You know, there were issues about, what do we do? You know, there were people that were also asking him to be declared incapacitated since he could no longer be president. You know, there have been all sorts of discussions about what to do. So he has passed on now and the acting president has been made the substantive president.

The next step now would be to pick a vice president and then we can begin discuss on the way forward on issues that matter, the power and electricity problems we have in the country and all the other issues that have been in limbo since he was ill.

MARTIN: And as you mention, all these pressing priorities have been in limbo because of this leadership vacuum. As you mention, religious violence, the rebel attacks on oil producing facilities, all the issues around governance and corruption and so forth. But now that Goodluck Jonathan has been has made the transition from acting president to president, has he signaled what his priorities will be?

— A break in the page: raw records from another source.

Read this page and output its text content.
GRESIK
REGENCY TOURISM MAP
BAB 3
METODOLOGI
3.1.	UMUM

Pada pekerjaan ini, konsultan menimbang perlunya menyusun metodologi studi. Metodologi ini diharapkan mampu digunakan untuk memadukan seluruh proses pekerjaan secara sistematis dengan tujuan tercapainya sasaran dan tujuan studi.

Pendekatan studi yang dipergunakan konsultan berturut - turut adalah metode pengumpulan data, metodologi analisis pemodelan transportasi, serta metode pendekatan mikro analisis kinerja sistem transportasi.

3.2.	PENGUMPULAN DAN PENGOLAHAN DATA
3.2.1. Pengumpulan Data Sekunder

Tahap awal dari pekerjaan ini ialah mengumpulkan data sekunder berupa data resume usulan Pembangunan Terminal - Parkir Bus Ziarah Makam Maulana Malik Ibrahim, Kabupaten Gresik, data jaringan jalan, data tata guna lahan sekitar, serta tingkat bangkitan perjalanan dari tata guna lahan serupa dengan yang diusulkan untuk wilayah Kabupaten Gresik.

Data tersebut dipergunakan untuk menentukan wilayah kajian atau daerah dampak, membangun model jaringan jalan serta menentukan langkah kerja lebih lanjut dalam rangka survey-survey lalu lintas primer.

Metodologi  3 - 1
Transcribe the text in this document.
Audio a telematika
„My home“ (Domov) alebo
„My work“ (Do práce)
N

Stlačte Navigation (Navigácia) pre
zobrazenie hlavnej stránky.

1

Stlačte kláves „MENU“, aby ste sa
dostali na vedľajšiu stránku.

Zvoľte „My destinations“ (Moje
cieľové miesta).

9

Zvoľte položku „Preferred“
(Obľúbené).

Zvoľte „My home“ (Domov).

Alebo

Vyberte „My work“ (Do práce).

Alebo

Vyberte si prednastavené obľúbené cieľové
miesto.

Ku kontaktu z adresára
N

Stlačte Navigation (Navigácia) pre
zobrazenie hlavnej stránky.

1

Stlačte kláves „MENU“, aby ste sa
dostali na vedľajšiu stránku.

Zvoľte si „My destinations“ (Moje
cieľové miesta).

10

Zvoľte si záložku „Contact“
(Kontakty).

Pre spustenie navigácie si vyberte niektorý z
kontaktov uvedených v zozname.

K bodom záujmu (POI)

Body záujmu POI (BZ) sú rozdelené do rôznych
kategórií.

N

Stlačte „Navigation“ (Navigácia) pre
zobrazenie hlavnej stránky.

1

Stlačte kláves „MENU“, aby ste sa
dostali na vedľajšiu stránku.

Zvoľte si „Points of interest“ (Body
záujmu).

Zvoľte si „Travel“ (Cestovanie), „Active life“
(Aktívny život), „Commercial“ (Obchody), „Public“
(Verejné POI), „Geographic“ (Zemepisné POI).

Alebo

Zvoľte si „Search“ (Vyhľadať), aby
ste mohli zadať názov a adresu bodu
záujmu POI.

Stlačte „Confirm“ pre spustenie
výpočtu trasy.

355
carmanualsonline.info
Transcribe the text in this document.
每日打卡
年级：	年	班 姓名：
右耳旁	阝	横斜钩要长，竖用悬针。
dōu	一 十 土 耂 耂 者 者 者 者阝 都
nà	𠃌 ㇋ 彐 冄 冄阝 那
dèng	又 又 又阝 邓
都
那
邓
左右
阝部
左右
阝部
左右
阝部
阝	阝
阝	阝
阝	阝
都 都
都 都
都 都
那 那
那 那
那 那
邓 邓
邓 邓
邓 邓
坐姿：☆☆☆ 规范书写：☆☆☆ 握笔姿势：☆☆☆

Ms. IKOKWU: Yes. I wouldn't say - it's correct. I wouldn't say there was a power vacuum. The vice president was made an acting president. So he was given all the power, you know, to do whatever he wished or to tackle the issues of state. But now that he is now the substantive president, we can have a vice president and then we have a team, someone that he can delegate responsibilities to.

Other important issues that we'll be dealing with is the power sector. Electricity is pretty bad in Nigeria and people hope that there will be an improvement. There's the Niger delta issue also, which the former acting president, Goodluck Jonathan, who is now the president, has been working on. We hope to make progress on that.

There is the petroleum industry bill, which seeks to revise or change the way that business is done in the oil industry. There is also electorary(ph) forums. We are going to be having presidential elections next year. And people hope that the acting president would he has made the smart move of changing the chairman of the Independent National Electoral Commission. So we hope that they will have free and fair transparent elections next year. There are so many issues to be dealt with, so we are hoping that he will begin to work on them now that he is the substantive president.

MARTIN: Constance Ikokwu is the deputy editor of the Nigerian newspaper THISDAY. She joins us from time to time to keep us up to date on all the events in Nigeria. Thank you so much for joining us, Constance.

Ms. IKOKWU: Thank you for having me.